Sayın Savcılığın müslümanların hayatını komün hayatına benzetmesinin yersiz ve yakışıksız bir benzetme olduğu kanaatindeyiz. KOMÜN HAYATI İFADESİYLE SAYIN ADNAN OKTAR'IN ARKADAŞLARININ BİRKAÇ KİŞİ BİRLİKTE YAŞADIKLARI, YEDİKLERİ VE İÇTİKLERİ EVLERİ KASTEDEN SAYIN SAVCILIK, PEYGAMBERİMİZ (SAV) DÖNEMİNDE SAHABELERİN EVLERİNİN DE KALABALIK OLDUĞU VE BİRLİKTE YEDİKLERİ, İÇTİKLERİ GERÇEĞİNİ TAMAMEN UNUTMUŞTUR.

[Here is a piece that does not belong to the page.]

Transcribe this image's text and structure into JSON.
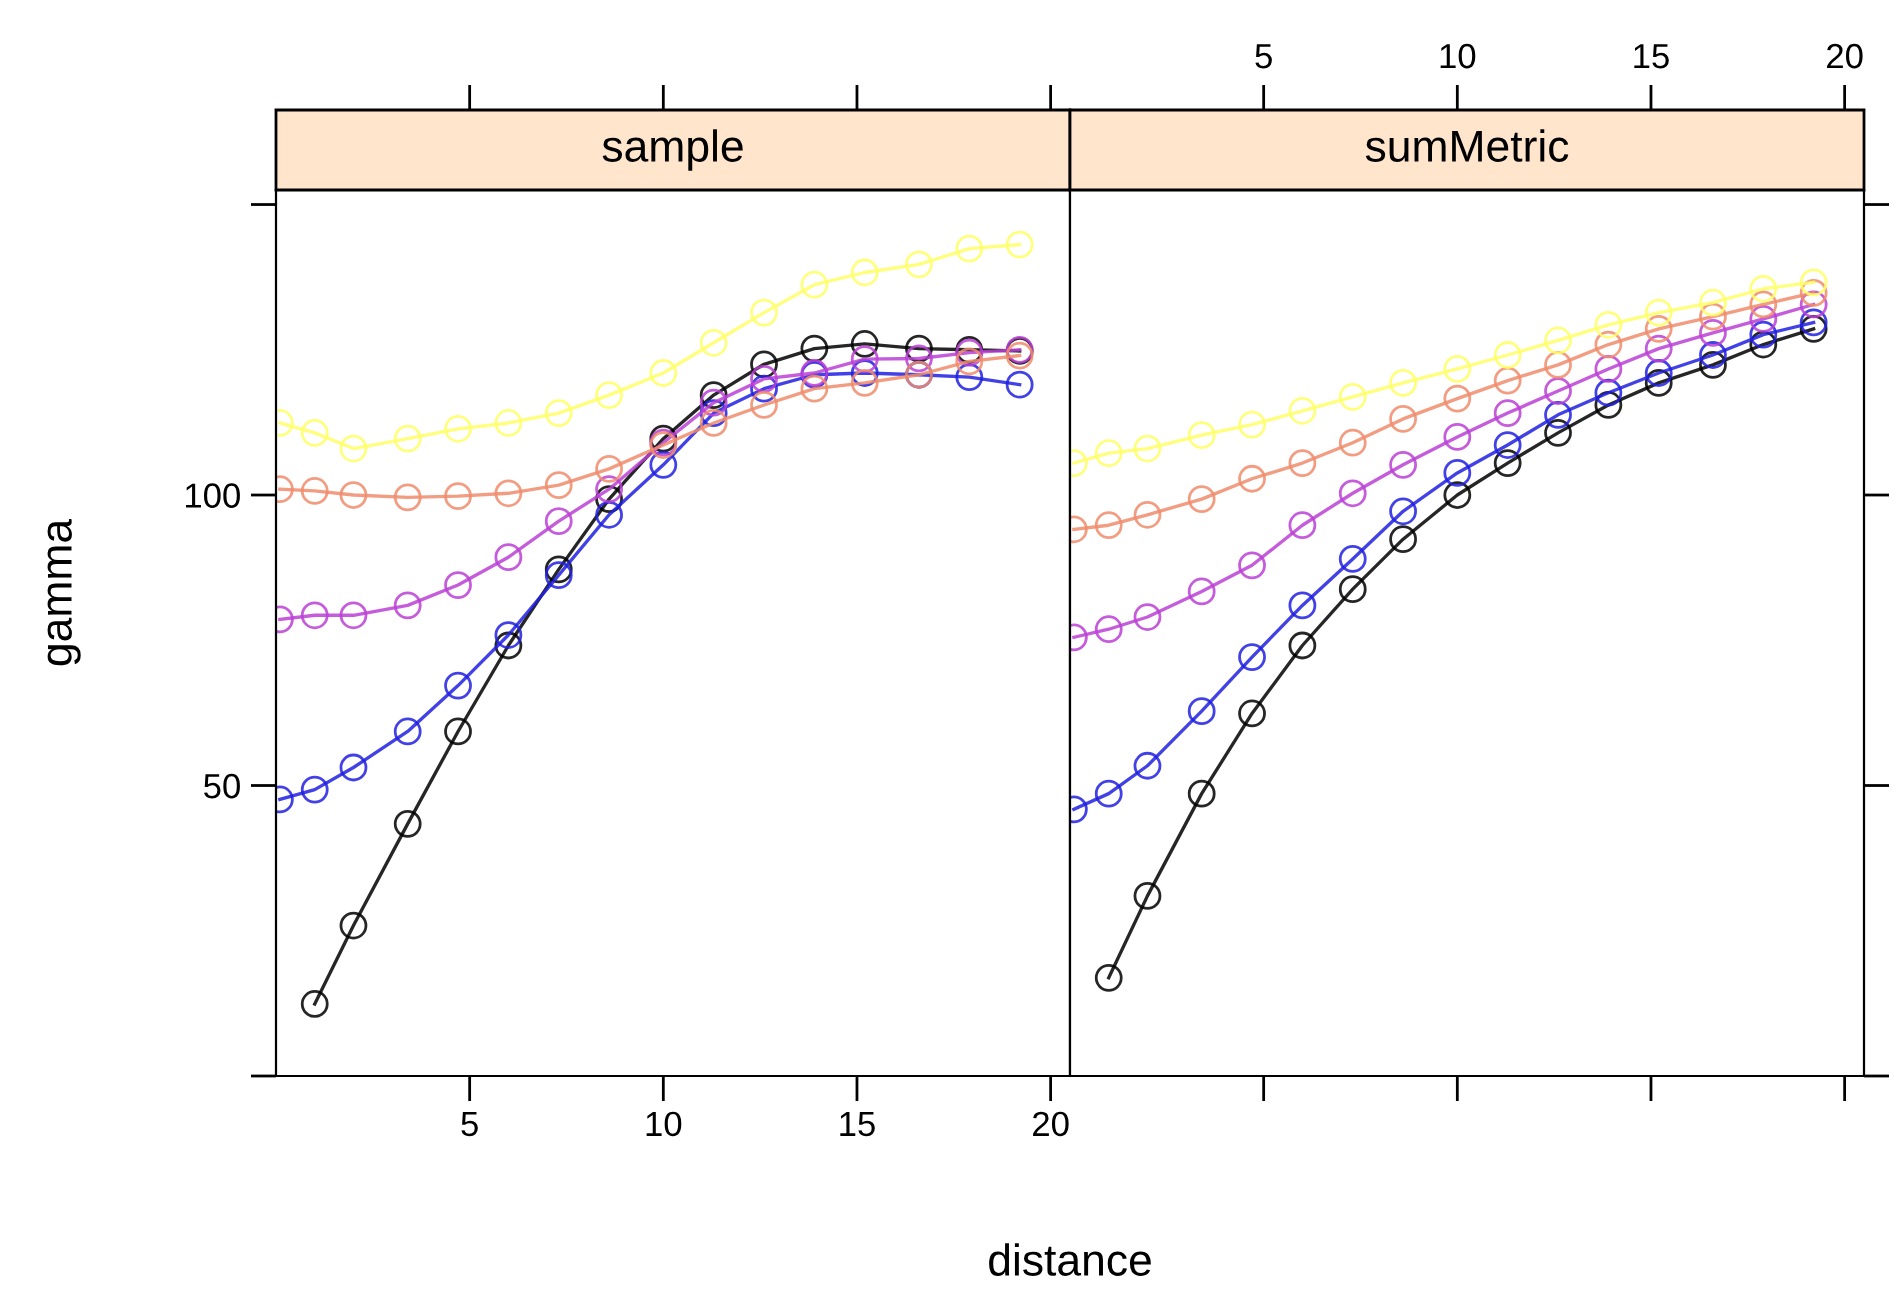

Savcılığın bu değerlendirmesi de -iddianamedeki diğer birçok değerlendirmesinde karşılaştığımız gibi- aynı konudaki yer verdiği başka bölümlerdeki değerlendirmeleriyle çelişmektedir. Nitekim Savcılık bu ifadesinin aksine iddianamenin 33. sayfasında sözde örgütün geneli için yaptığı değerlendirmede “lüks”, “şatafat” ve “maddi her türlü ihtiyacın kural tanımaksızın giderildiği” ifadelerine başvurmuştur:

Burada da belirtmek gerekir ki, MÜSLÜMANLARIN LÜKS BİR HAYAT SÜRMELERİ DE SUÇ DEĞİLDİR. ALLAH KURAN-I KERİM’DE HZ. SÜLEYMAN, HZ. MUHAMMED (SAV) DA DAHİL OLMAK ÜZERE BİRÇOK PEYGAMBERİ VE MÜSLÜMANI ZENGİN KILDIĞINI BELİRTMİŞTİR. İslam’da zenginleşme helal yoldan olduğu sürece teşvik edilir. Sayın Savcılığın lükse karşı olan bakış açışı Kuran-ı Kerim’in ruhuna ve kanunlara ters düşmektedir.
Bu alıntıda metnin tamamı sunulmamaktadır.